Pulse compression
The most thorough explanation of pulse compression in radar application I've found so far is Radar Systems Analysis and Design Using Matlab by Baseem R. Mahafza (2000 edition). Repeating the relevant parts of Chapter 6 (I changed some notations for my own clarity), firstly a rectangular pulse signal of duration is 𝞽p:
s(t) = Rect(t/𝞽p) = 1 for 0 <= t <= 𝞽p, else 0
A compressed pulse is a sinusoid of linearly increasing frequency (which means the phase is increasing quadratically) modulated by the Rect function above. For an EM (electro-magnetic) wave which has displacements in the direction orthogonal to the direction of wave propagation (Z by convention)--and therefore can be polarized, the wave can be expressed conveniently with a complex exponential for the uncompressed signal in time domain su(t)
su(t) = Rect(t/𝞽p) exp{ j 2𝞹(f0 t + 𝞵/2 t2) }
Its real or imaginary part will be a sinusoid with increasing frequency, as shown below, for 𝞽p = 512 / 44.1 kHz, f0 = 200, 𝞵 = 0.5 * B/𝞽p, where the bandwidth B = 10 kHz.
Note that the frequency spectrum of the signal is NOT symmetric about DC, because the signal is complex. If this fictitious wave (that has polarization and travels at the speed of sound) hits 3 targets at distances 3.9 m, 4 m, and 10 m away from the speaker/receiver combo, with sonar cross-section (relative scale of how well the target back-reflects the sound wave) of 1, 1.5, and 2 respectively, the received sound wave at the receiving antenna will be a superposition of the reflection of the 3 targets. Because the 1st and the 2nd target round trip distances are close together, the reflected waves interfere, and produce a non-constant magnitude at the receiver, as shown below.

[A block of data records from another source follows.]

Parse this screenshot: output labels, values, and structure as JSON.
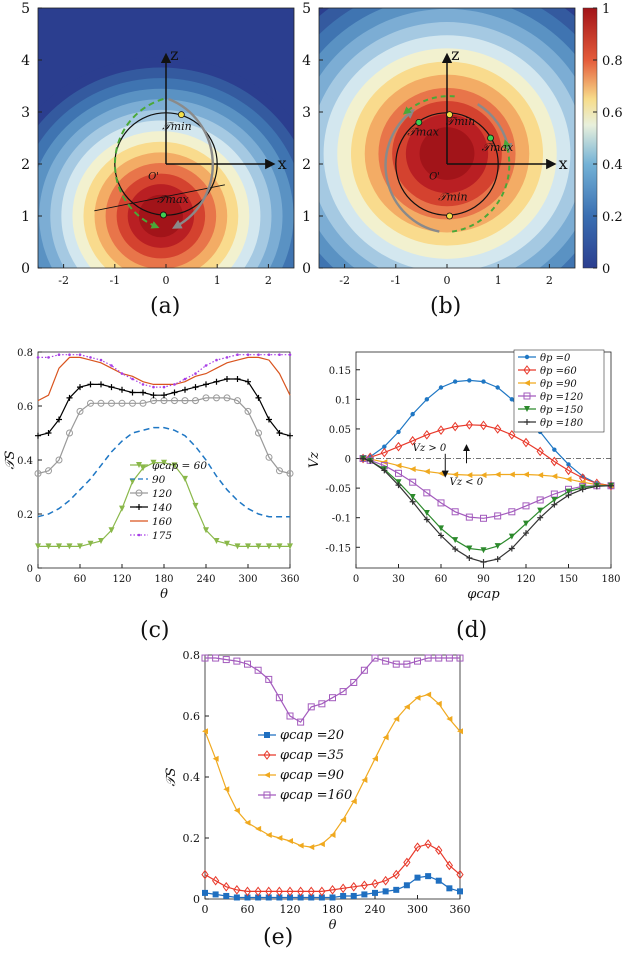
{
  "figure_colors": {
    "bg": "#ffffff",
    "axis": "#222222",
    "grey_arrow": "#8a8a8a",
    "green_arrow": "#4aa838"
  },
  "chart_data": [
    {
      "id": "a",
      "type": "heatmap",
      "caption": "(a)",
      "xlim": [
        -2.5,
        2.5
      ],
      "ylim": [
        0,
        5
      ],
      "xticks": [
        "-2",
        "-1",
        "0",
        "1",
        "2"
      ],
      "yticks": [
        "0",
        "1",
        "2",
        "3",
        "4",
        "5"
      ],
      "hot_center": [
        -0.1,
        1.0
      ],
      "hot_scale": 1.25,
      "circle": {
        "center": [
          0,
          2
        ],
        "radius": 1
      },
      "axis_labels": {
        "z": "z",
        "x": "x",
        "origin": "O'"
      },
      "annotations": [
        {
          "text": "T_min",
          "display": "𝒯min",
          "at": [
            0.2,
            2.65
          ]
        },
        {
          "text": "T_max",
          "display": "𝒯max",
          "at": [
            0.1,
            1.25
          ]
        }
      ],
      "points": [
        {
          "at": [
            0.3,
            2.95
          ],
          "color": "#f3e04a"
        },
        {
          "at": [
            -0.05,
            1.02
          ],
          "color": "#3fcf52"
        }
      ]
    },
    {
      "id": "b",
      "type": "heatmap",
      "caption": "(b)",
      "xlim": [
        -2.5,
        2.5
      ],
      "ylim": [
        0,
        5
      ],
      "xticks": [
        "-2",
        "-1",
        "0",
        "1",
        "2"
      ],
      "yticks": [
        "0",
        "1",
        "2",
        "3",
        "4",
        "5"
      ],
      "hot_center": [
        0,
        2.2
      ],
      "hot_scale": 1.55,
      "circle": {
        "center": [
          0,
          2
        ],
        "radius": 1
      },
      "axis_labels": {
        "z": "z",
        "x": "x",
        "origin": "O'"
      },
      "annotations": [
        {
          "text": "T_min",
          "display": "𝒯min",
          "at": [
            0.25,
            2.75
          ]
        },
        {
          "text": "T_max",
          "display": "𝒯max",
          "at": [
            -0.5,
            2.55
          ]
        },
        {
          "text": "T_max",
          "display": "𝒯max",
          "at": [
            0.95,
            2.25
          ]
        },
        {
          "text": "T_min",
          "display": "𝒯min",
          "at": [
            0.1,
            1.3
          ]
        }
      ],
      "points": [
        {
          "at": [
            0.05,
            2.95
          ],
          "color": "#f3e04a"
        },
        {
          "at": [
            -0.55,
            2.8
          ],
          "color": "#3fcf52"
        },
        {
          "at": [
            0.85,
            2.5
          ],
          "color": "#3fcf52"
        },
        {
          "at": [
            0.05,
            1.0
          ],
          "color": "#f3e04a"
        }
      ],
      "colorbar": {
        "range": [
          0,
          1
        ],
        "ticks": [
          "0",
          "0.2",
          "0.4",
          "0.6",
          "0.8",
          "1"
        ]
      }
    },
    {
      "id": "c",
      "type": "line",
      "caption": "(c)",
      "xlabel": "θ",
      "ylabel": "𝒯S",
      "xlim": [
        0,
        360
      ],
      "ylim": [
        0,
        0.8
      ],
      "xticks": [
        "0",
        "60",
        "120",
        "180",
        "240",
        "300",
        "360"
      ],
      "yticks": [
        "0",
        "0.2",
        "0.4",
        "0.6",
        "0.8"
      ],
      "x": [
        0,
        15,
        30,
        45,
        60,
        75,
        90,
        105,
        120,
        135,
        150,
        165,
        180,
        195,
        210,
        225,
        240,
        255,
        270,
        285,
        300,
        315,
        330,
        345,
        360
      ],
      "series": [
        {
          "name": "φcap = 60",
          "color": "#8ab84a",
          "marker": "tri-down",
          "values": [
            0.08,
            0.08,
            0.08,
            0.08,
            0.08,
            0.09,
            0.1,
            0.14,
            0.22,
            0.32,
            0.37,
            0.39,
            0.39,
            0.38,
            0.33,
            0.23,
            0.14,
            0.1,
            0.09,
            0.08,
            0.08,
            0.08,
            0.08,
            0.08,
            0.08
          ]
        },
        {
          "name": "90",
          "color": "#1f77c4",
          "marker": "dash",
          "values": [
            0.19,
            0.2,
            0.22,
            0.25,
            0.29,
            0.33,
            0.38,
            0.43,
            0.47,
            0.5,
            0.51,
            0.52,
            0.52,
            0.51,
            0.49,
            0.45,
            0.4,
            0.34,
            0.29,
            0.25,
            0.22,
            0.2,
            0.19,
            0.19,
            0.19
          ]
        },
        {
          "name": "120",
          "color": "#9a9a9a",
          "marker": "circle",
          "values": [
            0.35,
            0.36,
            0.4,
            0.5,
            0.58,
            0.61,
            0.61,
            0.61,
            0.61,
            0.61,
            0.61,
            0.62,
            0.62,
            0.62,
            0.62,
            0.62,
            0.63,
            0.63,
            0.63,
            0.62,
            0.58,
            0.5,
            0.41,
            0.36,
            0.35
          ]
        },
        {
          "name": "140",
          "color": "#000000",
          "marker": "plus",
          "values": [
            0.49,
            0.5,
            0.55,
            0.63,
            0.67,
            0.68,
            0.68,
            0.67,
            0.66,
            0.65,
            0.65,
            0.64,
            0.64,
            0.65,
            0.66,
            0.67,
            0.68,
            0.69,
            0.7,
            0.7,
            0.69,
            0.63,
            0.55,
            0.5,
            0.49
          ]
        },
        {
          "name": "160",
          "color": "#d9541e",
          "marker": "none",
          "values": [
            0.62,
            0.64,
            0.74,
            0.78,
            0.78,
            0.77,
            0.76,
            0.74,
            0.72,
            0.71,
            0.69,
            0.68,
            0.68,
            0.68,
            0.69,
            0.71,
            0.72,
            0.74,
            0.76,
            0.77,
            0.78,
            0.78,
            0.77,
            0.72,
            0.64
          ]
        },
        {
          "name": "175",
          "color": "#a73ee6",
          "marker": "dots",
          "values": [
            0.78,
            0.78,
            0.79,
            0.79,
            0.79,
            0.78,
            0.77,
            0.75,
            0.72,
            0.7,
            0.68,
            0.67,
            0.67,
            0.68,
            0.7,
            0.72,
            0.75,
            0.77,
            0.78,
            0.79,
            0.79,
            0.79,
            0.79,
            0.79,
            0.79
          ]
        }
      ]
    },
    {
      "id": "d",
      "type": "line",
      "caption": "(d)",
      "xlabel": "φcap",
      "ylabel": "Vz",
      "xlim": [
        0,
        180
      ],
      "ylim": [
        -0.185,
        0.18
      ],
      "xticks": [
        "0",
        "30",
        "60",
        "90",
        "120",
        "150",
        "180"
      ],
      "yticks": [
        "-0.15",
        "-0.1",
        "-0.05",
        "0",
        "0.05",
        "0.1",
        "0.15"
      ],
      "x": [
        5,
        10,
        20,
        30,
        40,
        50,
        60,
        70,
        80,
        90,
        100,
        110,
        120,
        130,
        140,
        150,
        160,
        170,
        180
      ],
      "series": [
        {
          "name": "θp =0",
          "color": "#1f77c4",
          "marker": "circle-filled",
          "values": [
            0.0,
            0.003,
            0.02,
            0.045,
            0.075,
            0.1,
            0.12,
            0.13,
            0.132,
            0.13,
            0.12,
            0.1,
            0.075,
            0.045,
            0.015,
            -0.01,
            -0.03,
            -0.042,
            -0.046
          ]
        },
        {
          "name": "θp =60",
          "color": "#e8392b",
          "marker": "diamond",
          "values": [
            0.0,
            0.002,
            0.01,
            0.02,
            0.03,
            0.04,
            0.048,
            0.054,
            0.057,
            0.056,
            0.05,
            0.04,
            0.027,
            0.012,
            -0.005,
            -0.02,
            -0.033,
            -0.042,
            -0.046
          ]
        },
        {
          "name": "θp =90",
          "color": "#f0a91f",
          "marker": "tri-left",
          "values": [
            0.0,
            -0.001,
            -0.006,
            -0.012,
            -0.018,
            -0.022,
            -0.025,
            -0.027,
            -0.028,
            -0.028,
            -0.027,
            -0.027,
            -0.027,
            -0.028,
            -0.03,
            -0.035,
            -0.04,
            -0.044,
            -0.046
          ]
        },
        {
          "name": "θp =120",
          "color": "#a35bbd",
          "marker": "square",
          "values": [
            0.0,
            -0.003,
            -0.012,
            -0.025,
            -0.04,
            -0.058,
            -0.075,
            -0.09,
            -0.099,
            -0.101,
            -0.097,
            -0.09,
            -0.08,
            -0.07,
            -0.06,
            -0.052,
            -0.047,
            -0.046,
            -0.046
          ]
        },
        {
          "name": "θp =150",
          "color": "#2c8a2c",
          "marker": "tri-down",
          "values": [
            0.0,
            -0.004,
            -0.018,
            -0.04,
            -0.065,
            -0.092,
            -0.118,
            -0.138,
            -0.152,
            -0.155,
            -0.148,
            -0.132,
            -0.11,
            -0.088,
            -0.07,
            -0.056,
            -0.049,
            -0.046,
            -0.046
          ]
        },
        {
          "name": "θp =180",
          "color": "#333333",
          "marker": "plus",
          "values": [
            0.0,
            -0.004,
            -0.02,
            -0.045,
            -0.073,
            -0.103,
            -0.13,
            -0.153,
            -0.168,
            -0.175,
            -0.17,
            -0.152,
            -0.126,
            -0.1,
            -0.078,
            -0.062,
            -0.052,
            -0.047,
            -0.046
          ]
        }
      ],
      "annotations": [
        {
          "text": "Vz > 0"
        },
        {
          "text": "Vz < 0"
        }
      ]
    },
    {
      "id": "e",
      "type": "line",
      "caption": "(e)",
      "xlabel": "θ",
      "ylabel": "𝒯S",
      "xlim": [
        0,
        360
      ],
      "ylim": [
        0,
        0.8
      ],
      "xticks": [
        "0",
        "60",
        "120",
        "180",
        "240",
        "300",
        "360"
      ],
      "yticks": [
        "0",
        "0.2",
        "0.4",
        "0.6",
        "0.8"
      ],
      "x": [
        0,
        15,
        30,
        45,
        60,
        75,
        90,
        105,
        120,
        135,
        150,
        165,
        180,
        195,
        210,
        225,
        240,
        255,
        270,
        285,
        300,
        315,
        330,
        345,
        360
      ],
      "series": [
        {
          "name": "φcap =20",
          "color": "#1f6fc0",
          "marker": "square-filled",
          "values": [
            0.02,
            0.015,
            0.01,
            0.005,
            0.005,
            0.005,
            0.005,
            0.005,
            0.005,
            0.005,
            0.005,
            0.005,
            0.005,
            0.01,
            0.01,
            0.015,
            0.02,
            0.025,
            0.03,
            0.045,
            0.07,
            0.075,
            0.06,
            0.035,
            0.025
          ]
        },
        {
          "name": "φcap =35",
          "color": "#e8392b",
          "marker": "diamond",
          "values": [
            0.08,
            0.06,
            0.04,
            0.03,
            0.025,
            0.025,
            0.025,
            0.025,
            0.025,
            0.025,
            0.025,
            0.025,
            0.03,
            0.035,
            0.04,
            0.045,
            0.05,
            0.06,
            0.08,
            0.12,
            0.17,
            0.18,
            0.16,
            0.11,
            0.08
          ]
        },
        {
          "name": "φcap =90",
          "color": "#f0a91f",
          "marker": "tri-left",
          "values": [
            0.55,
            0.46,
            0.36,
            0.29,
            0.25,
            0.23,
            0.21,
            0.2,
            0.19,
            0.175,
            0.17,
            0.18,
            0.21,
            0.26,
            0.32,
            0.39,
            0.46,
            0.53,
            0.59,
            0.63,
            0.66,
            0.67,
            0.64,
            0.59,
            0.55
          ]
        },
        {
          "name": "φcap =160",
          "color": "#a35bbd",
          "marker": "square",
          "values": [
            0.79,
            0.79,
            0.785,
            0.78,
            0.77,
            0.75,
            0.72,
            0.66,
            0.6,
            0.58,
            0.63,
            0.64,
            0.66,
            0.68,
            0.71,
            0.75,
            0.79,
            0.78,
            0.77,
            0.77,
            0.78,
            0.79,
            0.79,
            0.79,
            0.79
          ]
        }
      ]
    }
  ]
}
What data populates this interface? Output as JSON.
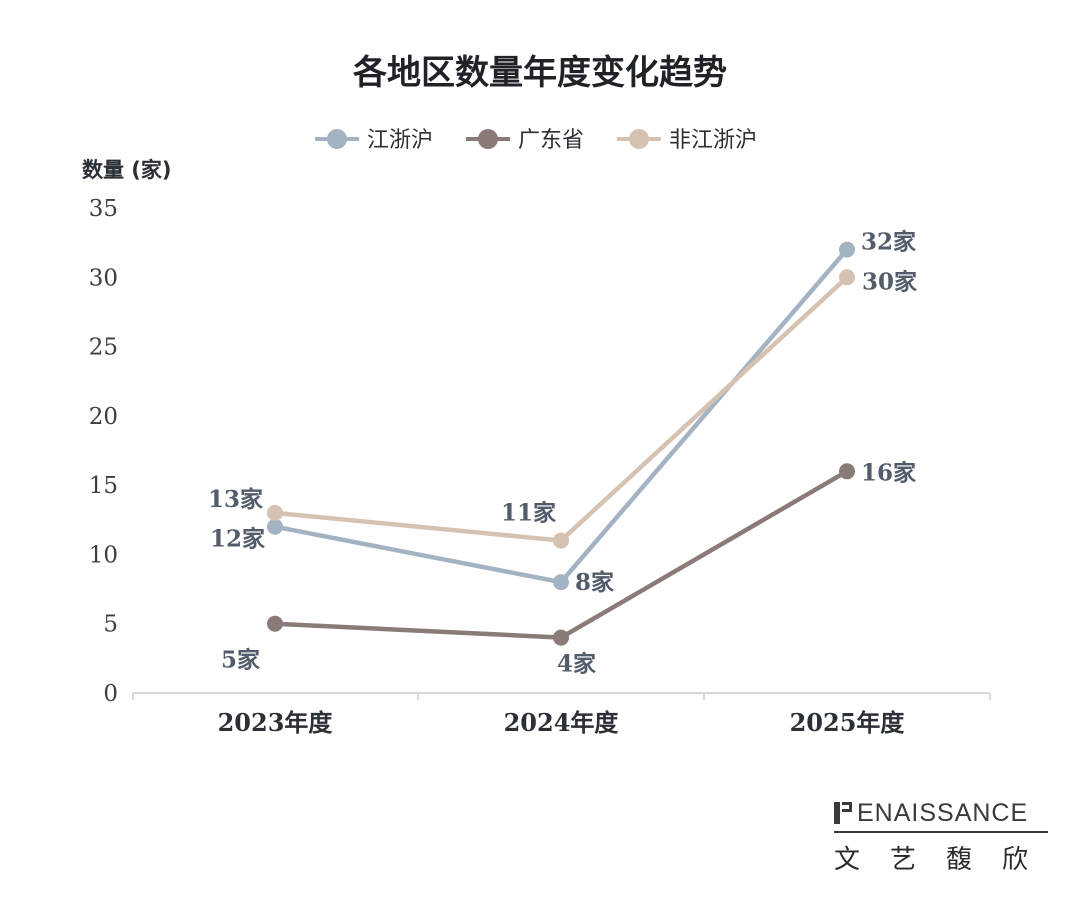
{
  "chart_data": {
    "type": "line",
    "title": "各地区数量年度变化趋势",
    "ylabel": "数量 (家)",
    "xlabel": "",
    "categories": [
      "2023年度",
      "2024年度",
      "2025年度"
    ],
    "ylim": [
      0,
      35
    ],
    "yticks": [
      "0",
      "5",
      "10",
      "15",
      "20",
      "25",
      "30",
      "35"
    ],
    "grid": false,
    "legend_position": "top-center",
    "series": [
      {
        "name": "江浙沪",
        "color": "#a4b3c2",
        "values": [
          12,
          8,
          32
        ],
        "labels": [
          "12家",
          "8家",
          "32家"
        ]
      },
      {
        "name": "广东省",
        "color": "#8a7b78",
        "values": [
          5,
          4,
          16
        ],
        "labels": [
          "5家",
          "4家",
          "16家"
        ]
      },
      {
        "name": "非江浙沪",
        "color": "#d6c2b1",
        "values": [
          13,
          11,
          30
        ],
        "labels": [
          "13家",
          "11家",
          "30家"
        ]
      }
    ]
  },
  "brand": {
    "english": "ENAISSANCE",
    "chinese": "文艺馥欣"
  }
}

Radar signals drop off as R^4, so the returned wave from the 3rd target is tiny. Also note that the returned wave duration is as long as the transmitted rectangular pulse, so the ability to resolve the returned signal into a precise radial distance is challenging--and rather impossible when the target distances overlap. But in compressed pulse processing, we cross-correlate the transmitted with the received signal. Note conjugation of FFTsr
FFTsu = FFT(su[k]); FFTsr = FFT(sr[k])
corr[k] = FFT-1(FFTsu FFT*sr) / length(sr[k])
where su[k] and sr[k] are the sampled sequence of the transmitted and received signals. The result is magical.The diffuse energy of the pulse is concentrated into the correlation peak, improving the signal strength by the compression ratio 𝞵. And the correlation peak has a width of roughly c/B, where c is the wave propagation speed. In this fictitious example, c/B works out to 3.3 cm, which is much smaller than the radial distance separation of targets 1 and 2, so the 2 targets appear distinct. No wonder compressed pulse is widely used for radar and sonar. But I am not trying to reinvent sonar, but rather estimate the distance of my phone from another device using the mic and speakers available on all modern smartphones.
1 way sonar pulse compression
If I constrain myself to using the existing HW on a smartphone, the sound wave bandwidth should be limited to roughly B <= 20 kHz. Since the sound wave is a pressure oscillation in the direction of the wave propagation, the sound wave equation is real, which I write as a cosine.su(t) = A_u Rect(t/𝞽p) cos{ 2𝞹(f0 t + 𝞵/2 t2) }
where A_u is the sound amplitude. Because the pulse duration cannot be too long for a fast dynamics of mobile game player, I limit the pulse duration to < 50 ms. This time and bandwidth limit I put on myself is a problem, as I explain below. The transmitted signal in time and frequency domain is given below. Note that the frequency spectrum is now symmetric since the signal is real only.
In an indoor gaming environment, this sound has to compete with ambient sound, such as people talking, TV noise, and game music itself. I found that I had to keep the transmitted pulse fairly strong against the ambient, to detect pulses coming from roughly 10 m away. Even at 10x the ambient sound level, it was difficult to detect a putative source 10 m away (but closer targets are no problem), as you can see in the cross correlation magnitude below:
Conclusion: borderline practical
For distances < 5 m, the xcorr SNR seems strong enough for a fairly robust distance measurement even with the signal volume turned all the way down to the ambient sound level (therefore borderline unnoticeable), as you can see below.
5 m sounds too small a work volume to be useful for a dynamic peer-to-peer shooting game. But it is plenty large for a more stationary scenario like playing with Lego blocks. I am going to try other external means of estimating attitude and position first.